With sun forecast until lunchtime today and quite light winds, I made a visit over to Oare Marshes where I hoped to find and photograph the Southern Migrant Hawkers that had been seen there a few days earlier. On arrival at 10am, the sun was shining and I made my way over to the west flood ditches. I had been told that they were quite overgrown and this was the case as the paths could barely be seen. Getting down to the waters edge was also overgrown and if it wasn't for where the cattle had been down to drink and had flattened some vegetation, I think I would have struggled to see what was there. Thankfully this is why the Southern Migrant Hawkers are here as they prefer to egg lay near the waters edge and where the cattle have stirred up the mud and made some deep holes, this will provide some excellent ovipositing sites. After an initial walk around briefly looking for Hawkers, I eventually found up to 5 Southern Migrant Hawkers with a few on territory which allowed me to try for a few photos. They didn't land at all which meant my only options were flight shots. With a few being quite uncooperative I kept on walking around hoping that an individual would allow me to grab a few photos and eventually found a willing subject. I spent some time watching him and where he often hovered and then set about rattling off a number of photos. As ever, the majority were not much but there were a few in there which were not too bad. I was also aware that the cows were making their way towards me and not being a favourite of mine, I thought I had better make my way back where on the way it was nice to see a Norfolk Hawker patrolling. I also saw 2 Emperor Dragonfly, 1 Brown Hawker and plenty of Common and Ruddy Darters. A pleasant few hours but sad to see parts of the site being neglected and left to just grow out of control. Hopefully this will be rectified in the near future. 

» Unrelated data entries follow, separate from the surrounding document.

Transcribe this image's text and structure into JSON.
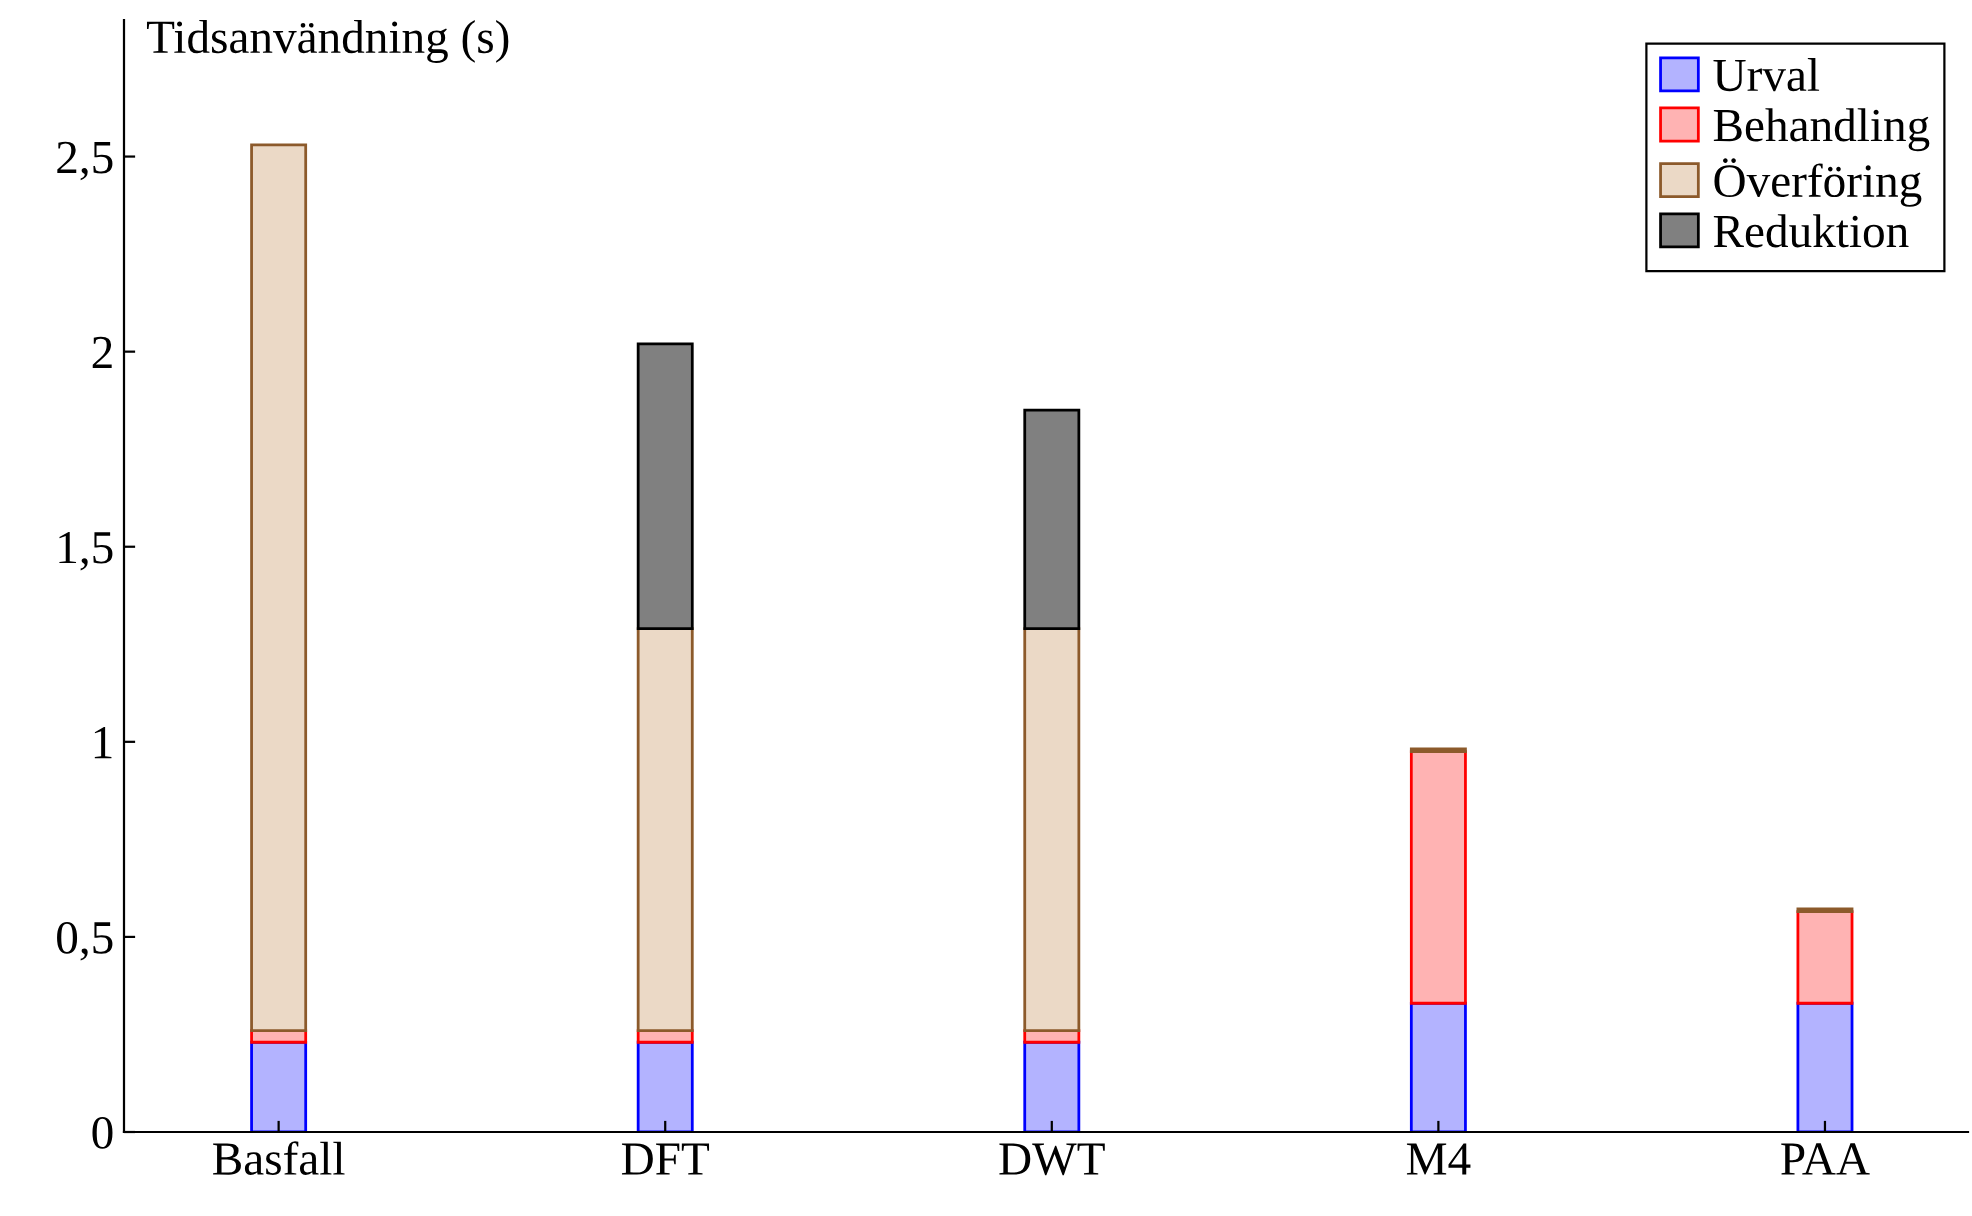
{
  "chart_data": {
    "type": "bar",
    "stacked": true,
    "ylabel": "Tidsanvändning (s)",
    "categories": [
      "Basfall",
      "DFT",
      "DWT",
      "M4",
      "PAA"
    ],
    "series": [
      {
        "name": "Urval",
        "color": "#b3b3ff",
        "values": [
          0.23,
          0.23,
          0.23,
          0.33,
          0.33
        ]
      },
      {
        "name": "Behandling",
        "color": "#ffb3b3",
        "values": [
          0.03,
          0.03,
          0.03,
          0.645,
          0.235
        ]
      },
      {
        "name": "Överföring",
        "color": "#ebd9c6",
        "values": [
          2.27,
          1.03,
          1.03,
          0.007,
          0.007
        ]
      },
      {
        "name": "Reduktion",
        "color": "#808080",
        "values": [
          null,
          0.73,
          0.56,
          null,
          null
        ]
      }
    ],
    "ylim": [
      0,
      2.85
    ],
    "yticks": [
      0,
      {
        "value": 0.5,
        "label": "0,5"
      },
      1,
      {
        "value": 1.5,
        "label": "1,5"
      },
      2,
      {
        "value": 2.5,
        "label": "2,5"
      }
    ],
    "grid": false,
    "legend": "top right"
  }
}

Southern Migrant Hawker (Aeshna affinis) - male

Sunday, 16 July 2023

Willows on the Wing

With sunshine forecast today but strong winds, I was desperate to try and see my first Willow Emerald Damselflies of the year at Nethergong, a highlight that I look forward to every year. I initially checked a few areas that normally deliver but with the wind ripping through the area, I had no luck so continued on until I found a nice sunny sheltered area. It wasn't long until I was watching the first of c40 Willow Emerald Damselfly rising from the emergent vegetation and perching up which allowed me to get a number of early season photos of one of my favourite species. They really are a stunning species and I made sure I put the camera down and made time to study the finer details on them.With a good number seen today, I'm hopeful of a good showing of this species this year on site and with only a week left at work until the summer holidays, I'm sure I'll have plenty of time to spend searching and photographing them. Walking back to the car, I also saw c10 Migrant Hawker, 1 Southern Hawker, a few Common and Ruddy Darter, 2 Small Red eyed Damselfly and a few Azure and Blue tailed Damselfly.